We can: linear regression
In W1 Video (4:13) “Gradient descent for linear regression” we know the the gradients are
\frac{\partial{J}}{\partial{w}} = \frac{1}{m} \sum_{i=1}^{m}{(wx^{(i)}+b-y^{(i)})x^{(i)}}
\frac{\partial{J}}{\partial{b}} = \frac{1}{m} \sum_{i=1}^{m}{(wx^{(i)}+b-y^{(i)})}
And putting them zero as you said, we can rewrite them as
\frac{1}{m} (S_{xx}w+S_xb-S_{xy}) = 0
\frac{1}{m} (S_xw + mb - S_y) = 0
or
S_{xx}w+S_xb= S_{xy}
S_xw + mb = S_y
where S_{xx} = \sum_{i=1}^{m}{x^{(i)}x^{(i)}}, S_{xy} = \sum_{i=1}^{m}{x^{(i)}y^{(i)}}, S_{x} = \sum_{i=1}^{m}{x^{(i)}}, S_{y} = \sum_{i=1}^{m}{y^{(i)}}
We can then solve w and b with the last 2 equations thanks to the fact that both w and b can be taken out of the summation sign as common factors.
w = \frac{S_{xy} - \frac{S_xS_y}{m}}{S_{xx}-\frac{S_xS_x}{m}}
b = \frac{S_y-wS_x}{m}
@tharunnayak14 shared the matrix version of the same solution, and embedded both w and b inside \hat\theta.
We (almost always) can’t: logistic regression
In W3 video you can see that the gradients are
\frac{\partial{J}}{\partial{w}} = \frac{1}{m} \sum_{i=1}^{m}{( \frac{1}{1+ \exp(-wx^{(i)}-b)}-y^{(i)})x^{(i)}}
\frac{\partial{J}}{\partial{b}} = \frac{1}{m} \sum_{i=1}^{m}{(\frac{1}{1+ \exp(-wx^{(i)}-b)}-y^{(i)})}
Again, putting them zeros,
\sum_{i=1}^{m}{ \frac{x^{(i)}}{1+ \exp(-wx^{(i)}-b)}}-S_{xy} = 0
\sum_{i=1}^{m}{ \frac{1}{1+ \exp(-wx^{(i)}-b)}}-S_{y} = 0
This time, however, b and w can’t be taken outside of the summation sign as common factors, which makes it very challenging to analytically find the solution for w and b. I have tried to do this with m=2 (only 2 data samples) myself and if my maths is not wrong, my solution is
w = - \frac{\ln(\frac{1}{y^{(1)}}-1) - \ln(\frac{1}{y^{(2)}}-1)}{x^{(1)} - x^{(2)}}
b = -\ln(\frac{1}{y^{(1)}}-1) - wx^{(1)}
However, as m grows, it will be very difficult. I have written down my solution for m=2, but the point is, if there is no general form for the solution of w and b for all values of m, we can’t solve logistic regression like the way we can for linear regression.

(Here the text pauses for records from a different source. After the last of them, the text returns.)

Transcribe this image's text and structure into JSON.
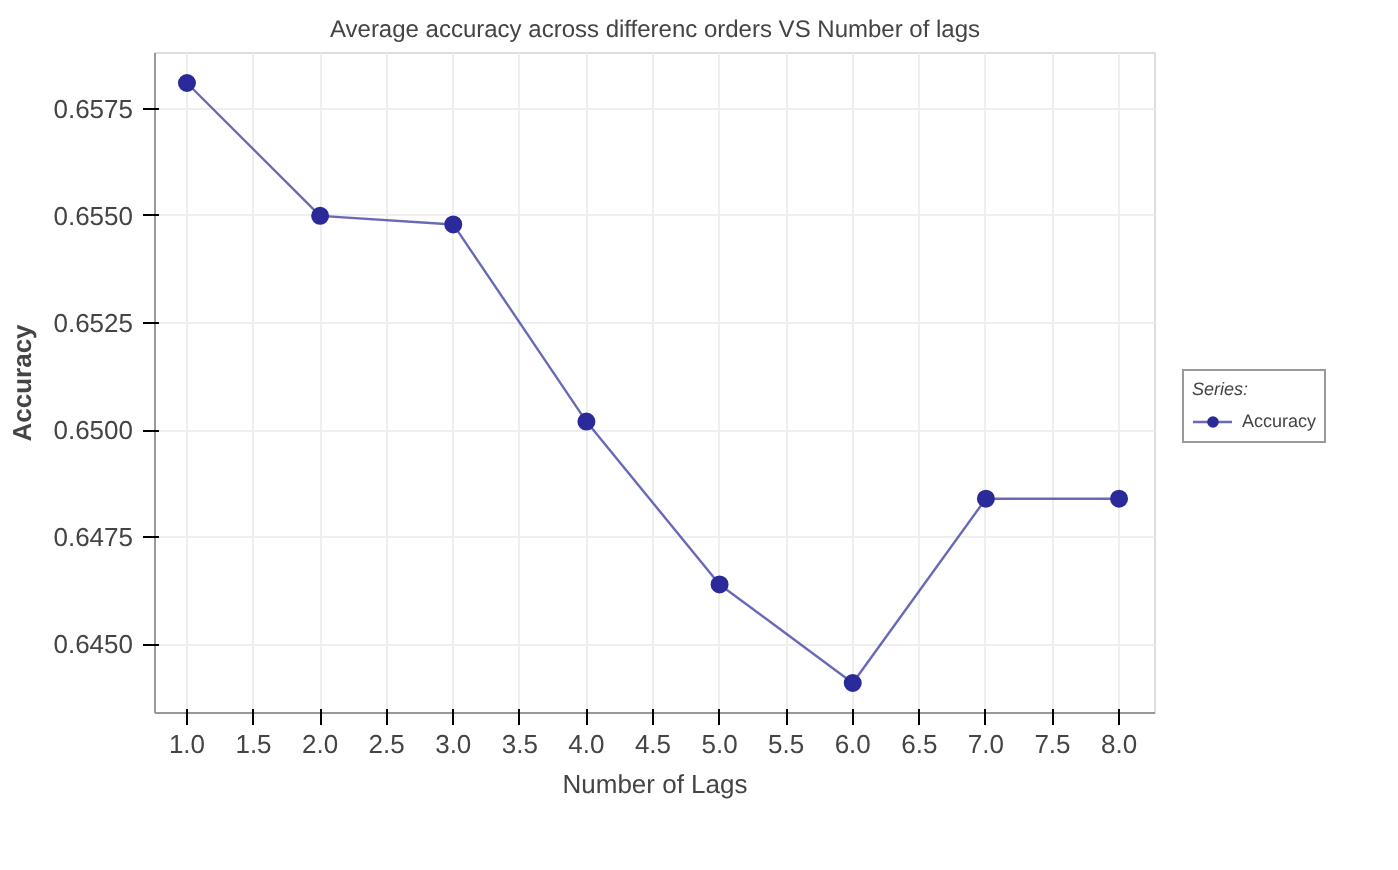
{
  "chart_data": {
    "type": "line",
    "title": "Average accuracy across differenc orders VS Number of lags",
    "xlabel": "Number of Lags",
    "ylabel": "Accuracy",
    "legend_title": "Series:",
    "x": [
      1.0,
      2.0,
      3.0,
      4.0,
      5.0,
      6.0,
      7.0,
      8.0
    ],
    "series": [
      {
        "name": "Accuracy",
        "color": "#2a2a9a",
        "values": [
          0.6581,
          0.655,
          0.6548,
          0.6502,
          0.6464,
          0.6441,
          0.6484,
          0.6484
        ]
      }
    ],
    "xlim": [
      0.76,
      8.27
    ],
    "xticks": [
      {
        "value": 1.0,
        "label": "1.0"
      },
      {
        "value": 1.5,
        "label": "1.5"
      },
      {
        "value": 2.0,
        "label": "2.0"
      },
      {
        "value": 2.5,
        "label": "2.5"
      },
      {
        "value": 3.0,
        "label": "3.0"
      },
      {
        "value": 3.5,
        "label": "3.5"
      },
      {
        "value": 4.0,
        "label": "4.0"
      },
      {
        "value": 4.5,
        "label": "4.5"
      },
      {
        "value": 5.0,
        "label": "5.0"
      },
      {
        "value": 5.5,
        "label": "5.5"
      },
      {
        "value": 6.0,
        "label": "6.0"
      },
      {
        "value": 6.5,
        "label": "6.5"
      },
      {
        "value": 7.0,
        "label": "7.0"
      },
      {
        "value": 7.5,
        "label": "7.5"
      },
      {
        "value": 8.0,
        "label": "8.0"
      }
    ],
    "ylim": [
      0.6434,
      0.6588
    ],
    "yticks": [
      {
        "value": 0.645,
        "label": "0.6450"
      },
      {
        "value": 0.6475,
        "label": "0.6475"
      },
      {
        "value": 0.65,
        "label": "0.6500"
      },
      {
        "value": 0.6525,
        "label": "0.6525"
      },
      {
        "value": 0.655,
        "label": "0.6550"
      },
      {
        "value": 0.6575,
        "label": "0.6575"
      }
    ],
    "grid": true,
    "legend": "right",
    "marker": "circle",
    "line_style": "solid"
  }
}
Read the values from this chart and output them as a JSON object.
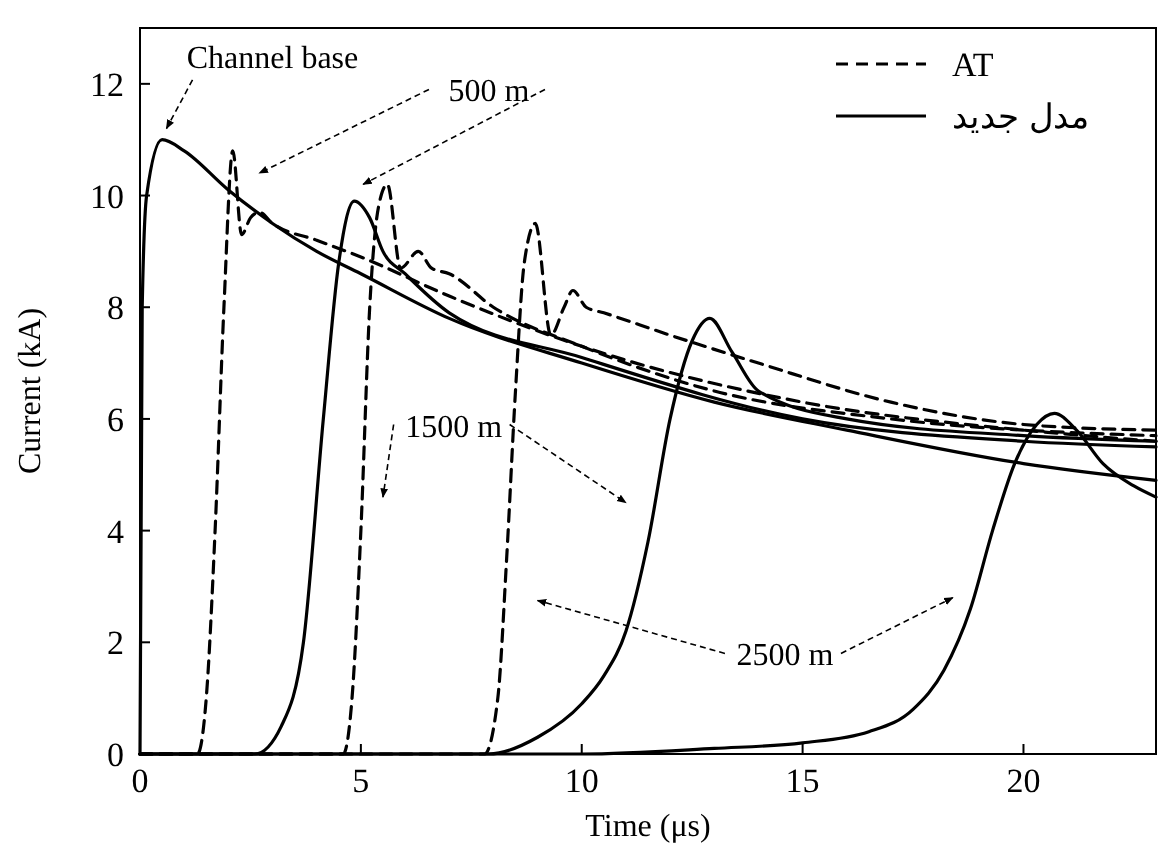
{
  "chart_data": {
    "type": "line",
    "xlabel": "Time (μs)",
    "ylabel": "Current (kA)",
    "xlim": [
      0,
      23
    ],
    "ylim": [
      0,
      13
    ],
    "xticks": [
      0,
      5,
      10,
      15,
      20
    ],
    "yticks": [
      0,
      2,
      4,
      6,
      8,
      10,
      12
    ],
    "grid": false,
    "legend": "top right",
    "series": [
      {
        "color": "#000000",
        "line_style": "solid",
        "x": [
          0,
          0.05,
          0.15,
          0.5,
          1,
          2,
          3,
          4,
          5,
          7,
          10,
          13,
          16,
          20,
          23
        ],
        "values": [
          0,
          8,
          10,
          11,
          10.8,
          10.1,
          9.5,
          9,
          8.6,
          7.8,
          7,
          6.3,
          5.8,
          5.2,
          4.9
        ]
      },
      {
        "name": "AT",
        "color": "#000000",
        "line_style": "dashed",
        "x": [
          0,
          1.3,
          1.5,
          1.7,
          1.9,
          2.1,
          2.3,
          2.5,
          2.7,
          3,
          4,
          5,
          7,
          10,
          15,
          20,
          23
        ],
        "values": [
          0,
          0,
          1,
          4,
          8,
          10.8,
          9.3,
          9.6,
          9.7,
          9.5,
          9.2,
          8.9,
          8.2,
          7.3,
          6.3,
          5.8,
          5.6
        ]
      },
      {
        "name": "مدل جدید",
        "color": "#000000",
        "line_style": "solid",
        "x": [
          0,
          2.6,
          3.2,
          3.7,
          4.15,
          4.5,
          4.85,
          5.2,
          5.5,
          6,
          7,
          10,
          15,
          20,
          23
        ],
        "values": [
          0,
          0,
          0.5,
          2,
          6,
          8.8,
          9.9,
          9.6,
          9,
          8.6,
          7.9,
          7.1,
          6,
          5.6,
          5.5
        ]
      },
      {
        "color": "#000000",
        "line_style": "dashed",
        "x": [
          0,
          4.6,
          4.8,
          5,
          5.2,
          5.4,
          5.6,
          5.9,
          6.3,
          6.6,
          7,
          8,
          10,
          13,
          17,
          23
        ],
        "values": [
          0,
          0,
          1,
          4,
          8,
          9.8,
          10.2,
          8.7,
          9,
          8.7,
          8.6,
          8,
          7.3,
          6.5,
          6,
          5.7
        ]
      },
      {
        "color": "#000000",
        "line_style": "solid",
        "x": [
          0,
          7.9,
          9,
          10,
          10.5,
          11,
          11.5,
          12,
          12.5,
          12.9,
          13.4,
          14,
          16,
          20,
          23
        ],
        "values": [
          0,
          0,
          0.3,
          0.9,
          1.4,
          2.2,
          3.8,
          6,
          7.4,
          7.8,
          7.2,
          6.5,
          6,
          5.7,
          5.6
        ]
      },
      {
        "color": "#000000",
        "line_style": "dashed",
        "x": [
          0,
          7.8,
          8.1,
          8.3,
          8.5,
          8.7,
          8.95,
          9.3,
          9.6,
          9.8,
          10.1,
          10.5,
          12,
          14,
          17,
          20,
          23
        ],
        "values": [
          0,
          0,
          1,
          3.5,
          6.5,
          8.8,
          9.5,
          7.5,
          8,
          8.3,
          8,
          7.9,
          7.5,
          7,
          6.3,
          5.9,
          5.8
        ]
      },
      {
        "color": "#000000",
        "line_style": "solid",
        "x": [
          0,
          10,
          13,
          15,
          16.5,
          17.5,
          18.2,
          18.8,
          19.3,
          19.8,
          20.3,
          20.7,
          21.2,
          21.8,
          22.5,
          23
        ],
        "values": [
          0,
          0,
          0.1,
          0.2,
          0.4,
          0.8,
          1.5,
          2.6,
          4,
          5.2,
          5.9,
          6.1,
          5.8,
          5.2,
          4.8,
          4.6
        ]
      }
    ],
    "annotations": [
      "Channel base",
      "500 m",
      "1500 m",
      "2500 m"
    ]
  }
}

This paper finds a analytical solution for logistic regression with the condition that all predictors (meaning all the x's) are categorical variables, but I have never seen an analytical solution that is generally for continuous x's.
Lastly, when there is no analytical solution, we can go to numerical solution which is what gradient descent belongs to.